In Rhines v. Weber, 544 U.S. 269, 125 S.Ct. 1528 (2005), the United States Supreme Court found that a stay and abeyance of a mixed federal petition should be available only in the limited circumstance that good cause is shown for a failure to have first exhausted the claims in state court, that the claim or claims at issue potentially have merit and that there has been no indication that petitioner has been intentionally dilatory in pursuing the litigation. Rhines, supra, at 277-78, 125 S.Ct at 1535.

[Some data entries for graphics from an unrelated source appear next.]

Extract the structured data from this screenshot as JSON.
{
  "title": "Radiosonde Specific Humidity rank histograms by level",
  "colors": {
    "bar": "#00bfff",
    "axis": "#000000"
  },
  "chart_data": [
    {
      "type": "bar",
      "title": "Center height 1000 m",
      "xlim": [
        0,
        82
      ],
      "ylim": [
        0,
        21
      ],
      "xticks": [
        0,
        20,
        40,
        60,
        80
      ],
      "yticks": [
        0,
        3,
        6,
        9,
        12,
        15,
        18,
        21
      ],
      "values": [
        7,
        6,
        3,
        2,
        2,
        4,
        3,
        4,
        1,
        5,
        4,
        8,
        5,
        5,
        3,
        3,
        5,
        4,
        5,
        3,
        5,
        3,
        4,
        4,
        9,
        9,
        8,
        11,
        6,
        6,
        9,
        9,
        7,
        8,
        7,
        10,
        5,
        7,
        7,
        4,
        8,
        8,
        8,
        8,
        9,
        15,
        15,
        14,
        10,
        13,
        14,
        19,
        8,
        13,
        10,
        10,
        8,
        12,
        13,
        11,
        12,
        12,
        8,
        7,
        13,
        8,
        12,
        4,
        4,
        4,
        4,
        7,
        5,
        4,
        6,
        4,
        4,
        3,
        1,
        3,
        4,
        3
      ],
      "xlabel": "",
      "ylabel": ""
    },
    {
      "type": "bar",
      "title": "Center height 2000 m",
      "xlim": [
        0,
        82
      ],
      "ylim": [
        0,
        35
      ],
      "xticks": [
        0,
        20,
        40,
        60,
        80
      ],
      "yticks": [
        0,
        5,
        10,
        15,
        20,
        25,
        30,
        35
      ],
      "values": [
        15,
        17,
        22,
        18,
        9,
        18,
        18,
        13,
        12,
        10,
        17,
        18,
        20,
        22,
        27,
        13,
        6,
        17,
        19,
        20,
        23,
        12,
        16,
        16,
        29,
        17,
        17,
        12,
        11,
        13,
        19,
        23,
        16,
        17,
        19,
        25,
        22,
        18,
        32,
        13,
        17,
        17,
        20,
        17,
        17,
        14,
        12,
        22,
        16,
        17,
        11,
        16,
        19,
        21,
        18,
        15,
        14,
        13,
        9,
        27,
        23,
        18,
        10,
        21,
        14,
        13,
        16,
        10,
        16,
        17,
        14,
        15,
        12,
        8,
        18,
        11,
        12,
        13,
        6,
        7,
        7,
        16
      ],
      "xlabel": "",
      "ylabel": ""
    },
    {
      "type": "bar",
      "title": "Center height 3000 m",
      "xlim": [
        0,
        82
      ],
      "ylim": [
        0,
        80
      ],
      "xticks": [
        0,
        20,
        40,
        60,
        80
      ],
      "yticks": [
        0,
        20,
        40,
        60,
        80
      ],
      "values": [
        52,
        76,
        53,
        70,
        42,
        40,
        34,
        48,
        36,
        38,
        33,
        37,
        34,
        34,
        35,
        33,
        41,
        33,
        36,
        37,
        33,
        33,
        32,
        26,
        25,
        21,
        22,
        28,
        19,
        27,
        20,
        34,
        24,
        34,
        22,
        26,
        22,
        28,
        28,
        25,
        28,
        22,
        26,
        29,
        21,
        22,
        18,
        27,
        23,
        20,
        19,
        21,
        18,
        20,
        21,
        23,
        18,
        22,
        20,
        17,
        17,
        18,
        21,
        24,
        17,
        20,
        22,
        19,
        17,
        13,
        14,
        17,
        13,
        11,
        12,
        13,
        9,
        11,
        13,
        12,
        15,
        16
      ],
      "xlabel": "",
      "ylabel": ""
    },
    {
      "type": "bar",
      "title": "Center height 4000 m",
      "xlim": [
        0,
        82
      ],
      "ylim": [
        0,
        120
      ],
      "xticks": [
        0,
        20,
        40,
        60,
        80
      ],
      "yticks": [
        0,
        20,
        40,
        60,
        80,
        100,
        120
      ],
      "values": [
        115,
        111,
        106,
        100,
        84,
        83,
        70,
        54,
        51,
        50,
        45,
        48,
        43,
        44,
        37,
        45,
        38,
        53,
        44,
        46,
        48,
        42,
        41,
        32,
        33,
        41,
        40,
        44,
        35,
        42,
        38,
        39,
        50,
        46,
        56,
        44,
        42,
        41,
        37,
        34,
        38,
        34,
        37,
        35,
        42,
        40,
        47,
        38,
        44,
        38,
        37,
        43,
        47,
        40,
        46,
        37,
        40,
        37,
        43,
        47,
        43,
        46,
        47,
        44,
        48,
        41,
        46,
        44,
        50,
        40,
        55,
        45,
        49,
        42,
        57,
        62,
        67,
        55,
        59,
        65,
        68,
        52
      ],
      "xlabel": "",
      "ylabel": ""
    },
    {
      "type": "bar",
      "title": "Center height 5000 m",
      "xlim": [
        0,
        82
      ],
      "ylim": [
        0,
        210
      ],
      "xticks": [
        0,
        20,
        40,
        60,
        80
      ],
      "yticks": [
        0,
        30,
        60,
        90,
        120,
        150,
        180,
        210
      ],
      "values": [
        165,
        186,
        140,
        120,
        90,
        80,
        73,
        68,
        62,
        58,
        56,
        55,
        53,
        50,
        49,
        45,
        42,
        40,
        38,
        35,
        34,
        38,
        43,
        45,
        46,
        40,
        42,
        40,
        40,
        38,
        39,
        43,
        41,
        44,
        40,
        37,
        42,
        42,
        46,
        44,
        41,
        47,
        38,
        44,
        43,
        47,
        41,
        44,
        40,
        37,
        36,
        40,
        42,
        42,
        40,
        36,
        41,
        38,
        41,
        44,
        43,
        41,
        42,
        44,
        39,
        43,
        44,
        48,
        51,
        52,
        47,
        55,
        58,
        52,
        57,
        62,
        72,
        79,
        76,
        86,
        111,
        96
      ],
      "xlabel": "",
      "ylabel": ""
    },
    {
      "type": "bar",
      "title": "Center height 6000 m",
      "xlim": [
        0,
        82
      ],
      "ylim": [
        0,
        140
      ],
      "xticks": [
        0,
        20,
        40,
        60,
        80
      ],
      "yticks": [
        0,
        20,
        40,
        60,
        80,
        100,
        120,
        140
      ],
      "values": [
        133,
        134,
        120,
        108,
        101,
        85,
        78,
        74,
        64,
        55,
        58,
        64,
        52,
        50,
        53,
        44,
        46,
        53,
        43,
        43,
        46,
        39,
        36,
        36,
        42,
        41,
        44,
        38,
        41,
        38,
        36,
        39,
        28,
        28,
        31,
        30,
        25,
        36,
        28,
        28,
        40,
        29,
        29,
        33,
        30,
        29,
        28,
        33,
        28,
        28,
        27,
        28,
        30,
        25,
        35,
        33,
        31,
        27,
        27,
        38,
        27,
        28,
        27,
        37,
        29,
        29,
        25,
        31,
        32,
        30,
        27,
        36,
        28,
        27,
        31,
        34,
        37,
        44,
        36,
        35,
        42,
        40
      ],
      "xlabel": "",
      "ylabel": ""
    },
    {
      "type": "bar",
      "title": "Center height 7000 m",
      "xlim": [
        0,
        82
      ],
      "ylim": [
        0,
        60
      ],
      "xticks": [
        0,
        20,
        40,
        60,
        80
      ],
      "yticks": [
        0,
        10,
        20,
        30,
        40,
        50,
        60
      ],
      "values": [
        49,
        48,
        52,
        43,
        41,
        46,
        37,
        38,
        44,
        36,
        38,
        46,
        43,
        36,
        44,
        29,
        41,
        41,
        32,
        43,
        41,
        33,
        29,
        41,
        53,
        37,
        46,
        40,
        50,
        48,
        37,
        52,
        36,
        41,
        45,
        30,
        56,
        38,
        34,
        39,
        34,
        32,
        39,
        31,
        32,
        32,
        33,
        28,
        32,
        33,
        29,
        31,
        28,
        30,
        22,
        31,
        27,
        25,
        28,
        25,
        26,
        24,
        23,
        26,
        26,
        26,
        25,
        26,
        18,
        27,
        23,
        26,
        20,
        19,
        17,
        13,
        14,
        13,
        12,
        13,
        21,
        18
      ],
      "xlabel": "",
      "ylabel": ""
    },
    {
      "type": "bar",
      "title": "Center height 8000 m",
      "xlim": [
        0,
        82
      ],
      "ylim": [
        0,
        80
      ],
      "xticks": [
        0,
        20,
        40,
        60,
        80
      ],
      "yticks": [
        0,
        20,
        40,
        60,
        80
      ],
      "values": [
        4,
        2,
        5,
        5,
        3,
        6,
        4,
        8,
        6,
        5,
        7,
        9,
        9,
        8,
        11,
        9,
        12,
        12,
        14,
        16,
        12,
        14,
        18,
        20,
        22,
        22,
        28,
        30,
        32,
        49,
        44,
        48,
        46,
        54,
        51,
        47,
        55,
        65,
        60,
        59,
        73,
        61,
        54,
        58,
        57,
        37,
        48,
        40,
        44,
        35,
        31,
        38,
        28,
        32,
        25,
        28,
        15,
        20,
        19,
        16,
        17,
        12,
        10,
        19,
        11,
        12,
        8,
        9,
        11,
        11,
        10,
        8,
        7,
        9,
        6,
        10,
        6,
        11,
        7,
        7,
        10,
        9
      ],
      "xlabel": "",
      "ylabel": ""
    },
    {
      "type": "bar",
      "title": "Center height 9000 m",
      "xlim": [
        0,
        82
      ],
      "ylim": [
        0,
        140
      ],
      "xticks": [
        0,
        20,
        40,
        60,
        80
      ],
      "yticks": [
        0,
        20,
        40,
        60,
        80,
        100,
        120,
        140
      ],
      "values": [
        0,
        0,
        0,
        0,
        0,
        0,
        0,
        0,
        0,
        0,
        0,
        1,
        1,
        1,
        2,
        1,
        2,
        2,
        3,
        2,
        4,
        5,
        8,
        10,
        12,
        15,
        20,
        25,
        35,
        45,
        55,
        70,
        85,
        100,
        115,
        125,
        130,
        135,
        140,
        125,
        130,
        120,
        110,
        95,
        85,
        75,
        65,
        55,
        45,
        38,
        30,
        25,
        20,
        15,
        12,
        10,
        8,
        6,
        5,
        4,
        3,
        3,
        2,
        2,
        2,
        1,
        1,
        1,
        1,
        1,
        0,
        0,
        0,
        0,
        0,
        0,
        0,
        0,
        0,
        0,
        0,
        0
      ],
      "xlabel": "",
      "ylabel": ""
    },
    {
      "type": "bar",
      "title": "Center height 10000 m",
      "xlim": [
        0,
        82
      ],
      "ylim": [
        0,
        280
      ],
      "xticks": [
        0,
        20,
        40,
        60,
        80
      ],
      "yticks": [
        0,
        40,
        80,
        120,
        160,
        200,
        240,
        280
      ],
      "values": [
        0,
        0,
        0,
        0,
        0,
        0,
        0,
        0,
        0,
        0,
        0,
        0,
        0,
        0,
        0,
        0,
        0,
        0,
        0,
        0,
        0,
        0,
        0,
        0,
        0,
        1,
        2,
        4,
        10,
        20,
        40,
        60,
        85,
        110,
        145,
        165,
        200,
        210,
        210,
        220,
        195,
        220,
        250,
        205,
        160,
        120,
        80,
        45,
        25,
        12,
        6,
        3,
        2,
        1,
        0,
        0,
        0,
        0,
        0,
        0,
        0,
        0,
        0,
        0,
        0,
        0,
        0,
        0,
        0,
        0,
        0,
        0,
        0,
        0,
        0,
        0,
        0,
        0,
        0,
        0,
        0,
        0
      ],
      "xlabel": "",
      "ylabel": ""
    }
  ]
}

Petitioner first argues that he is ignorant of the law and is poorly educated with a low reading level. Following the Ninth Circuit's guidance in Wooten v. Kirkland, 540 F.3d 1019 (9th Cir. 2008), the undersigned finds that good cause cannot be based on mere ignorance of the law because such a finding "would render stay-and-abey orders routine" and thus, "would run afoul of Rhines and its instruction that district courts should only stay mixed petitions in "limited circumstances." Wooten, 540 F.3d at 1024 (a petitioner's mere "impression" that his attorney had included a claim in an appellate brief did not constitute good cause for the petitioner's failure to exhaust; such a standard would render stay and abey orders routine); see also Rasberry v. Garcia, 448 F.3d 1150, 1154 (9th Cir. 2006) (pro se petitioner's lack of legal sophistication is not, by itself, an extraordinary circumstance warranting equitable tolling); Hughes v. Idaho State Board of Corrections, 800 F.2d 905, 909 (9th Cir. 1986) (ignorance of the law does not constitute an excuse from due diligence). Thus, petitioner lack of legal sophistication and his difficulty reading and writing will not support a finding of good cause pursuant to Rhines.
Nor will the fact that petitioner thought his appellate counsel was going to include all claims in appeal even though she did not, support finding of good cause. See Wooten.
Finally petitioner argues that he suffered from a mental incapacity and was placed in Napa State Hospital between December 2002 and August 2005. Plaintiff states he still suffers as a result of the side effects of the prescribed medication Paxil and other "mental confusion that exacerbates his ignorance of the law." However, plaintiff was not sentenced in this case until August 2006, a year after he was released from the hospital and plaintiff did not begin his appeals until even later. In addition, plaintiff has not presented any other evidence that he suffers from a mental incapacity and simply relying on the side effects of Paxil, with no support, is insufficient to find good cause.
Thus, petitioner has not presented facts that would entitle him to a stay under Rhines. Nor has petitioner requested a stay pursuant to King/Kelly.
Accordingly, IT IS HEREBY RECOMMENDED that petitioner's amended motion to stay (no. 12) be denied, and that the unexhausted claims in the amended petition be stricken.
These findings and recommendations are submitted to the United States District Judge assigned to the case, pursuant to the provisions of 28 U.S.C. § 636(b)(l). Within fourteen days after being served with these findings and recommendations, any party may file written objections with the court and serve a copy on all parties. Such a document should be captioned "Objections to Magistrate Judge's Findings and Recommendations." Any reply to the objections shall be served and filed within seven days after service of the objections. The parties are advised that failure to file objections within the specified time may waive the right to appeal the District Court's order. Martinez v. Ylst, 951 F.2d 1153 (9th Cir. 1991).